Vinculación ciudadana.

Ayer domingo, en el parque, encontré a varios adolescentes en campaña política, por una imagen cercana a la gente (¿donde leí esa frase antes? Me suena, me suena…). Están sembrando su conciencia ambientalista en los niños. Están Buscando simpatizantes a largo plazo. Es viable y muy inteligente. Me refiero a gente de Greenpeace. Me imagino que en el nivel de toma de decisiones de Greenpeace están consientes que los cambios de paradigmas son difíciles, que son mejor aceptados por las generaciones siguientes. La generación del momento siempre resiente los cambios y tiende naturalmente a rechazarlos.

Los adolescentes que llevan el mensaje de Greenpeace a los niños están vinculándose con la realidad y participando en ella.
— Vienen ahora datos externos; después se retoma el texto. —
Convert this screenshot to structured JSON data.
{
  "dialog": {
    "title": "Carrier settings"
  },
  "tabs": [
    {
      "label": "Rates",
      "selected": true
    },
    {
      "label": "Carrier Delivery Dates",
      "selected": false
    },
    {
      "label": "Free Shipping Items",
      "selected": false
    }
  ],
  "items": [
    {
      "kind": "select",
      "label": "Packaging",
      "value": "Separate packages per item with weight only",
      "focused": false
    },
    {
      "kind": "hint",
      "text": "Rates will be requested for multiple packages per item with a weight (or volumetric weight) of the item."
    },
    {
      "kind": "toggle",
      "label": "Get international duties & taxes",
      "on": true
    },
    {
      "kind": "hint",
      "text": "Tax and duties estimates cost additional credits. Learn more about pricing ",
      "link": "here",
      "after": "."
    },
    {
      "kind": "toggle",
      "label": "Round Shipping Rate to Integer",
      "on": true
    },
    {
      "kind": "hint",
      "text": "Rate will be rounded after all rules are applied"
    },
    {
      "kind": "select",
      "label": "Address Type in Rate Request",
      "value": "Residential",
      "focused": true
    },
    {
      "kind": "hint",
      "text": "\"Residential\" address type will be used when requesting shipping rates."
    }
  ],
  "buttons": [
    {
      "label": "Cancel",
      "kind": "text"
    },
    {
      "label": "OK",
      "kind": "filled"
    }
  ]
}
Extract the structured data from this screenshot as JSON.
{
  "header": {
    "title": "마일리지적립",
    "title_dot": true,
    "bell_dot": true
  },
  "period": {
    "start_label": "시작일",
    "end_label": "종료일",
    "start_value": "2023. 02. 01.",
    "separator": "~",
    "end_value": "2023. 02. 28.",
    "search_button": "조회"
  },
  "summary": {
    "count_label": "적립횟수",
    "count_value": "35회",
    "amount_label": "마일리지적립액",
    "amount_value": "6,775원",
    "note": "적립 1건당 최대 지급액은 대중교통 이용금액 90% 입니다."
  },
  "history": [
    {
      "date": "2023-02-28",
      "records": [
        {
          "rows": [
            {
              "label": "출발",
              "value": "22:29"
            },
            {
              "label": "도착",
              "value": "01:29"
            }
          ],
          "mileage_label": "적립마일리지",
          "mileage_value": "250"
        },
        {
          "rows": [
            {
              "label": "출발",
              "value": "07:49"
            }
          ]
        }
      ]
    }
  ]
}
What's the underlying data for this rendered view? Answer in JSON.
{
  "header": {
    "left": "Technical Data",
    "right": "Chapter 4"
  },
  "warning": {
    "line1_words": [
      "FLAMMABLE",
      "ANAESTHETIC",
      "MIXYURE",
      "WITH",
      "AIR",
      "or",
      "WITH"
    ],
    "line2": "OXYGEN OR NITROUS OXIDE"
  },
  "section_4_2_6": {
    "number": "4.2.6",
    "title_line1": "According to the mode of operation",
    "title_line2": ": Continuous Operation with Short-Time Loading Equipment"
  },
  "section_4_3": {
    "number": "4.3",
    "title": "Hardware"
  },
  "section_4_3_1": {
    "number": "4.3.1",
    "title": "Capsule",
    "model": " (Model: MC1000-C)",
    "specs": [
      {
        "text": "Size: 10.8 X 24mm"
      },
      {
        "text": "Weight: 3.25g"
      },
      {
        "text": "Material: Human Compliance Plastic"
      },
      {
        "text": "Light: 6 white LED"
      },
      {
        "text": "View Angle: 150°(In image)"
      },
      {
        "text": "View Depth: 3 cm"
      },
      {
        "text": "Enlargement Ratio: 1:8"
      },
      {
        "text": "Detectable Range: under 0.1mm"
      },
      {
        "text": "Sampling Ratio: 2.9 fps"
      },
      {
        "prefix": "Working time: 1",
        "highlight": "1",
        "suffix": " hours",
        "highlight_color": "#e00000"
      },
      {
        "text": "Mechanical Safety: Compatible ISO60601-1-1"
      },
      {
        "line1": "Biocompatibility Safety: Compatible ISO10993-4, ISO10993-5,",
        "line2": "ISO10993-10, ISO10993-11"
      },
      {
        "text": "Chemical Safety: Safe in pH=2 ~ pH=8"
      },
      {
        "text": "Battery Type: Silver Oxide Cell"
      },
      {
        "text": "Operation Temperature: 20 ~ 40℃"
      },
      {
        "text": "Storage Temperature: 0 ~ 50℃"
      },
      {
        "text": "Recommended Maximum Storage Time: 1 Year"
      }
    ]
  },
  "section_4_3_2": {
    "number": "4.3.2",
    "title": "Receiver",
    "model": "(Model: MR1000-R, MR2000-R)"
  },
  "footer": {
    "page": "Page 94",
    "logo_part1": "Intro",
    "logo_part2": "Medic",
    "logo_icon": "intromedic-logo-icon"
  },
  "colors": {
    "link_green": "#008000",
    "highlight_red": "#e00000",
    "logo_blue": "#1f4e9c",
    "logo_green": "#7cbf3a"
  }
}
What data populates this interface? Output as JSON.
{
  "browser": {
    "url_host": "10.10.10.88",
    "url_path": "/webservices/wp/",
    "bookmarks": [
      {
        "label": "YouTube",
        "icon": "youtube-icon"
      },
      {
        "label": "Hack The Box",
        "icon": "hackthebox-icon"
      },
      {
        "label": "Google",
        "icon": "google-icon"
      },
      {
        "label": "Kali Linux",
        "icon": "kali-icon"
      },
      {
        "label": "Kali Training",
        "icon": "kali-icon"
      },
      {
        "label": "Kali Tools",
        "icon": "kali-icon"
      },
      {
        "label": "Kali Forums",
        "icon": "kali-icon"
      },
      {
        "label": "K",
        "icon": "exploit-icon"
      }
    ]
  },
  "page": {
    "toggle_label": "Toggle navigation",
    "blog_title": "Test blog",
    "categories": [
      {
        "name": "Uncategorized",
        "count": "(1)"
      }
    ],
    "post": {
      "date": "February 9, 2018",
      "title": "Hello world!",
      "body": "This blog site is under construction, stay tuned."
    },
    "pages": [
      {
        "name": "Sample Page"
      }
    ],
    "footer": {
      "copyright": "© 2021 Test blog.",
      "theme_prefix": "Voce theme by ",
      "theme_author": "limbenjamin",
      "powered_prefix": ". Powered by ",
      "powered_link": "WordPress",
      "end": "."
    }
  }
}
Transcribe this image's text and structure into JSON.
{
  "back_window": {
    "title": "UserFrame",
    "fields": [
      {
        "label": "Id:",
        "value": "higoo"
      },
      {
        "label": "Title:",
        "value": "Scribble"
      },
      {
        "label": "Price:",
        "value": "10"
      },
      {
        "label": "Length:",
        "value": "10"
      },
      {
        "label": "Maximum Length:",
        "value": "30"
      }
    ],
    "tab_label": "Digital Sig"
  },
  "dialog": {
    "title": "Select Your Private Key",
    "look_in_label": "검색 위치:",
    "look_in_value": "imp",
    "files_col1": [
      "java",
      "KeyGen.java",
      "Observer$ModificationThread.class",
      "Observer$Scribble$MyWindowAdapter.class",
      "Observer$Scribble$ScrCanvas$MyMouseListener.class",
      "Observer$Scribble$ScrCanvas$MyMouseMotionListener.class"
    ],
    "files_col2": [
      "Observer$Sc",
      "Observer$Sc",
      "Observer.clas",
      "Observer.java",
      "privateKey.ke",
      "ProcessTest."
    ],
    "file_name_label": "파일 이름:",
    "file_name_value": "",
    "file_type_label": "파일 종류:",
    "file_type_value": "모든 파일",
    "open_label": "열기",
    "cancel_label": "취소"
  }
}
El mensaje es muy simple. Sé parte de la solución, no del problema. Bota la basura en el basurero, cuida los árboles, cuida el agua. Mensajes directos y simples. Buena política de largo plazo la de Greenpeace.

Una vez más una ONG, mostrando nuevas formas de hacer política, con objetivos claros y de largo plazo. En mi opinión, nuestros políticos partidistas deben oír a las ONGs que existen e imitar sus políticas y la forma de llegar a su público. La participación de las ONGs en nuestra vida ciudadana es necesaria, aunque también escasa, tanto que ver una campaña en un parque llama la atención. La organización ciudadana es necesaria para crear contrapeso político en nuestro país. Para crear tendencias políticas. Para mostrar una o varias opiniones.

Generalmente las organizaciones no gubernamentales son coherentes en sus propósitos pues los mantienen definidos en el largo plazo. Además de ser muy eficientes en relación a la inversión y sus resultados. Estemos de acuerdo o no con la opinión de las ONGs, algunas polémicas como Greenpeace, reconozco que es muy notable la estrategia usada para lograr su vinculación con la ciudadanía con un plan a largo plazo.

Quiero destacar que es relajante ver una interacción ciudadana tranquila, sin grilla, sin obstaculizar el libre tránsito, sin molestar a quienes no están interesados, sin ruidos ni gritos de consignas, sin promesas de empleo, sin promesas de que ahora sí el cambio viene. Sin machetes ni acarreados en largas filas de buses. Sin usar dulces o libros, ni promesas de comprar camionetas para la policía en una agencia automotriz a cambio de no impugnar la elección y de un hueso en la gobernatura siguiente, cuando las aguas se aquietaran. Los adolescentes de Greenpeace, armados con pelucas de colores, capas en la espalda y una simple caja con muchos lápices de muchos colores y papel para dibujar, lograron su objetivo,  divirtiendo e integrando. Buscando crear responsabilidad cívica en los pequeños rompiendo de paso alguna posible refractancia futura.